The first totals $2,760,000 and is a limited tax general obligation bond to cover the cost of the city acquiring the former Monson Ranches feedlot. The second totals $2,295,000 and is a water and sewer revenue bond to cover the cost of extending water and sewer services to the property.
Sunnyside City Manager Bob Stockwell told the council the bonds went to market Aug. 23 and funds should start flowing to the city by Sept. 12.
The proceeds of the limited tax general obligation bond will be used to reimburse the internal loans made from various city funds to purchase the former feedlot, plus the interest accrued on these loans, Stockwell said. The city's purpose in purchasing the property was to terminate the operation of the feedlot and make the property available for economic development projects.

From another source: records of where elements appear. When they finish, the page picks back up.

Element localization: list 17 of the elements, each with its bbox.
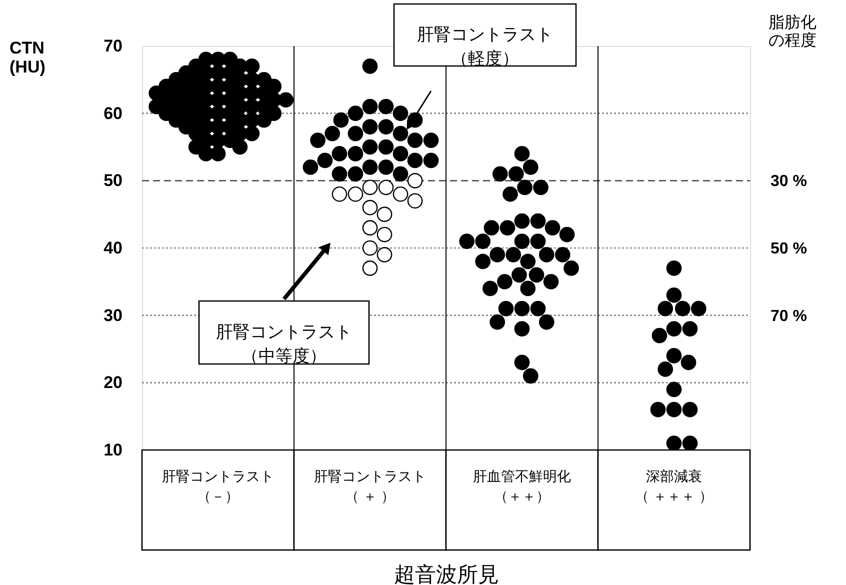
y2-tick-label: 30 % [770, 173, 807, 190]
y-tick-label: 30 [104, 306, 122, 325]
y-axis-title: CTN (HU) [10, 38, 46, 76]
x-tick-label: 肝血管不鮮明化（＋＋） [473, 468, 571, 504]
y-tick-label: 10 [104, 440, 122, 460]
y-tick-label: 70 [104, 36, 122, 56]
x-tick-label: 肝腎コントラスト（ ＋ ） [314, 468, 426, 504]
y-tick-label: 20 [104, 373, 122, 392]
x-tick-label: 肝腎コントラスト（－） [162, 468, 274, 504]
y-tick-label: 50 [104, 171, 122, 190]
x-tick-label: 深部減衰（ ＋＋＋ ） [635, 468, 713, 504]
x-axis-title: 超音波所見 [394, 564, 499, 585]
y-tick-label: 40 [104, 238, 122, 258]
y2-axis-title: 脂肪化の程度 [768, 14, 816, 50]
y2-tick-label: 50 % [770, 240, 807, 258]
y2-tick-label: 70 % [770, 308, 807, 325]
y-tick-label: 60 [104, 104, 122, 123]
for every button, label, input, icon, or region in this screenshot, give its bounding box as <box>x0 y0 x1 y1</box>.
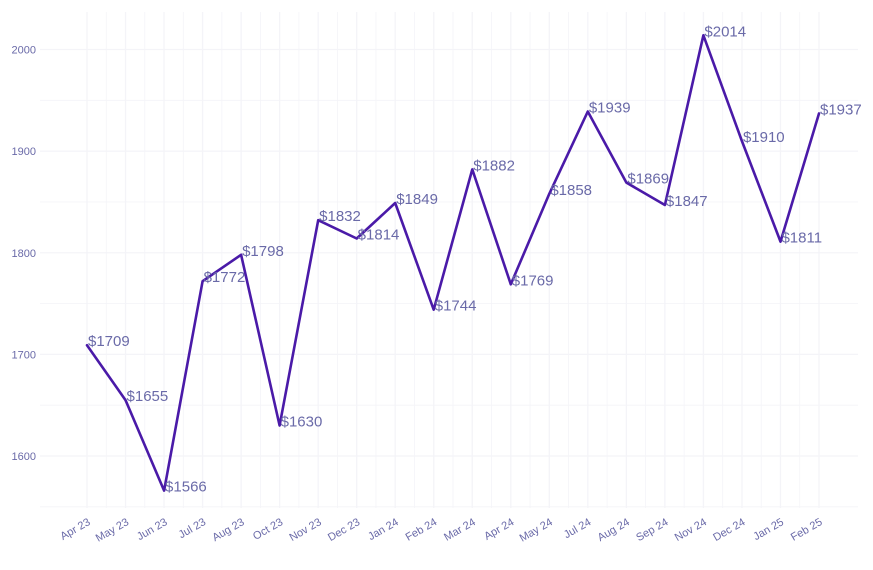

The water and sewer revenue bond will cover the cost of extending water and sewer services to the property.
Stockwell said this project will make the property developable for a broad range of commercial and light industrial uses. Once developed, the revenue generated from the water and sewer services will pay back a significant portion of the cost of the bonds, according to Stockwell.
Stockwell said conservative estimates of the value of the property when full utilities are on site will far exceed the city's cost of purchasing the property and extending services. Over time Sunnyside should recover significantly more than the cost of purchasing the land and the initial development of the property while creating additional jobs and generating additional taxes to support the city's operations, Stockwell said.
The bonds will be paid back over a 20-year period and the city will make its first payment Dec. 1 of this year on the water and sewer revenue bond for $25,503. A $161,753 payment will be made on the limited tax general obligation bond Dec. 1, 2008.
The city won't start paying on the principal of the water and sewer revenue bond until 2018 and will start paying on the principal of the limited tax general obligation bond in 2010.